We reported last month on a case where a defendant had moved to dismiss a plaintiff’s TCPA claim based on lack of Article III standing, only to end up back in the state court from which the case was removed. And just as Jay Edleson predicted when he joined us on the Ramble, plaintiffs are now starting to use Article III as a sword to avoid federal jurisdiction.
Blanchard v. Fluent Llc, No. 17-cv-04497-MMC, 2018 U.S. Dist. LEXIS 156546 (N.D. Cal. Sep. 13, 2018) was not a TCPA claim, but may be a harbinger of things to come. In that case, the plaintiffs had sued the defendant in a class action for false e-mail advertising under California’s Unfair Competition Law (“UCL”).
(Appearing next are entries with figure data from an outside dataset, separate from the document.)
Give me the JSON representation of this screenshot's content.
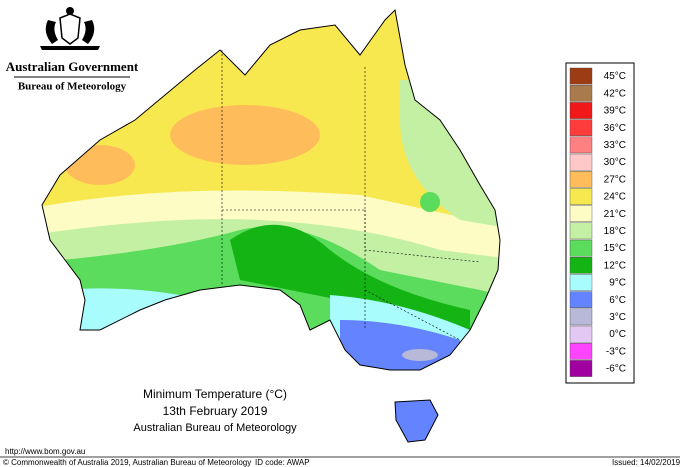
{
  "header": {
    "government": "Australian Government",
    "bureau": "Bureau of Meteorology"
  },
  "legend": {
    "items": [
      {
        "label": "45°C",
        "color": "#9c3c14"
      },
      {
        "label": "42°C",
        "color": "#a87a4c"
      },
      {
        "label": "39°C",
        "color": "#f01818"
      },
      {
        "label": "36°C",
        "color": "#ff3c3c"
      },
      {
        "label": "33°C",
        "color": "#ff8080"
      },
      {
        "label": "30°C",
        "color": "#ffc8c8"
      },
      {
        "label": "27°C",
        "color": "#ffbc5a"
      },
      {
        "label": "24°C",
        "color": "#f8e850"
      },
      {
        "label": "21°C",
        "color": "#fcfcc4"
      },
      {
        "label": "18°C",
        "color": "#c4f0a4"
      },
      {
        "label": "15°C",
        "color": "#5cdc5c"
      },
      {
        "label": "12°C",
        "color": "#14b414"
      },
      {
        "label": "9°C",
        "color": "#a8fcfc"
      },
      {
        "label": "6°C",
        "color": "#6484ff"
      },
      {
        "label": "3°C",
        "color": "#b8b8d8"
      },
      {
        "label": "0°C",
        "color": "#e4c8f4"
      },
      {
        "label": "-3°C",
        "color": "#ff44ff"
      },
      {
        "label": "-6°C",
        "color": "#a000a0"
      }
    ]
  },
  "caption": {
    "title": "Minimum Temperature (°C)",
    "date": "13th February 2019",
    "source": "Australian Bureau of Meteorology"
  },
  "footer": {
    "url": "http://www.bom.gov.au",
    "copyright": "© Commonwealth of Australia 2019, Australian Bureau of Meteorology",
    "id_code": "ID code: AWAP",
    "issued": "Issued: 14/02/2019"
  }
}
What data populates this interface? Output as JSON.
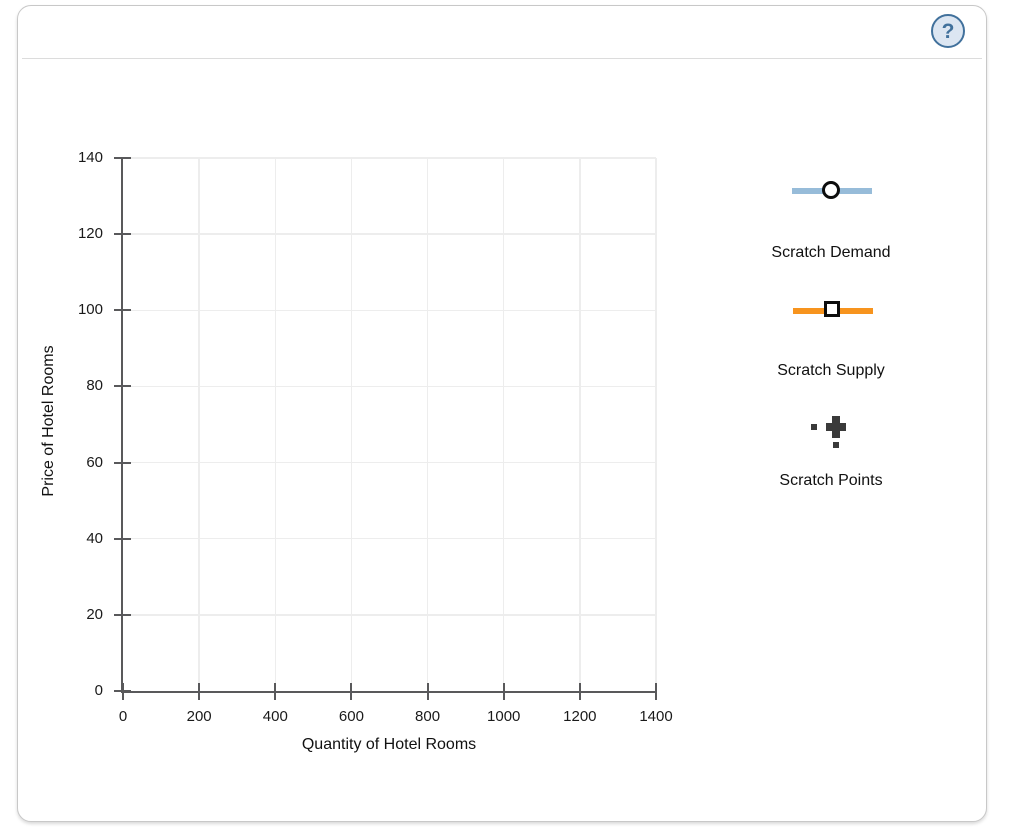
{
  "colors": {
    "card-border": "#c8c8c8",
    "axis": "#59595b",
    "grid": "#ededed",
    "help-ring": "#41719c",
    "help-bg": "#dce6f2",
    "demand-line": "#97bcd9",
    "supply-line": "#f7941e",
    "points-icon": "#3a3a3a"
  },
  "help": {
    "label": "?"
  },
  "tools": [
    {
      "id": "scratch-demand",
      "label": "Scratch Demand",
      "handle": "circle",
      "color": "#97bcd9"
    },
    {
      "id": "scratch-supply",
      "label": "Scratch Supply",
      "handle": "square",
      "color": "#f7941e"
    },
    {
      "id": "scratch-points",
      "label": "Scratch Points",
      "handle": "cross",
      "color": "#3a3a3a"
    }
  ],
  "chart_data": {
    "type": "scatter",
    "title": "",
    "xlabel": "Quantity of Hotel Rooms",
    "ylabel": "Price of Hotel Rooms",
    "xlim": [
      0,
      1400
    ],
    "ylim": [
      0,
      140
    ],
    "x_ticks": [
      0,
      200,
      400,
      600,
      800,
      1000,
      1200,
      1400
    ],
    "y_ticks": [
      0,
      20,
      40,
      60,
      80,
      100,
      120,
      140
    ],
    "grid": true,
    "legend_position": "none",
    "series": []
  }
}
Notably, that law – similar to the TCPA – provides for recovery of either “actual damages”, or statutory (termed under the statute as “liquidated”) damages in the amount of $1,000 per offending e-mail. Cal. Bus. & Prof. Code § 17529.5(b)(1)(B)(ii).
The case was originally filed in California state court, but defendant removed it to the Northern District of California. Plaintiffs, obviously wanting to keep the case in state court, moved to remand the case on the basis that the defendant could not establish that plaintiffs had Article III standing to sue in federal court. Way to flip the script.
The defendant argued in response based upon the Ninth Circuit’s opinion in Van Patten v. Vertical Fitness Group, 847 F.3d 1037 (9th Cir. 2017) – where it held that TCPA plaintiffs have Article III standing based upon the “nuisance” and “invasion of privacy” caused by unsolicited calls – that plaintiffs’ allegation they had received an e-mail sent in violation of California’s UCL was in and of itself enough to establish standing. However, the court distinguished Van Patten on the basis that the false advertising law Plaintiffs had sued under was concerned with “harm caused by the content of commercial speech,” and “not the willingness with which it is received.” And the court found that plaintiffs had not otherwise alleged any facts “to support a finding that they have incurred an injury from their receipt of the challenged e-mails,” and defendant itself had not “shown such an injury was incurred.” Thus, the plaintiffs lacked standing under Article III and – consequently – the court ruled it did not have subject matter jurisdiction over plaintiffs’ state law claims and remanded them back to state court.
So let’s pause for a moment here. The court’s ruling suggests that defendant might have presented something other than just the allegations of plaintiffs’ complaint to establish standing. Say, maybe discovery responses, or a deposition showing that the plaintiffs had been tangibly harmed by the e-mails in question. But what an awkward position to be in as a defendant – having to prove up that its actions harmed the plaintiff just to keep the case in federal court. Having said that, harm or injury isn’t an element of a claim under statutes like California’s false e-mail advertising law (or the TCPA for that matter) which provide for statutory damages. In that sense, there might not be much harm in a defendant establishing harm for purposes of the Article III analysis.
In any event it seems that, for now, this phenomenon may just be isolated to cases originally filed in state court, then removed to federal court. But if this trend starts bleeding into cases originally filed in federal court, we might see dismissals based on lack of Article III standing doing more harm than good for defendants. This is some bizarro world stuff right here.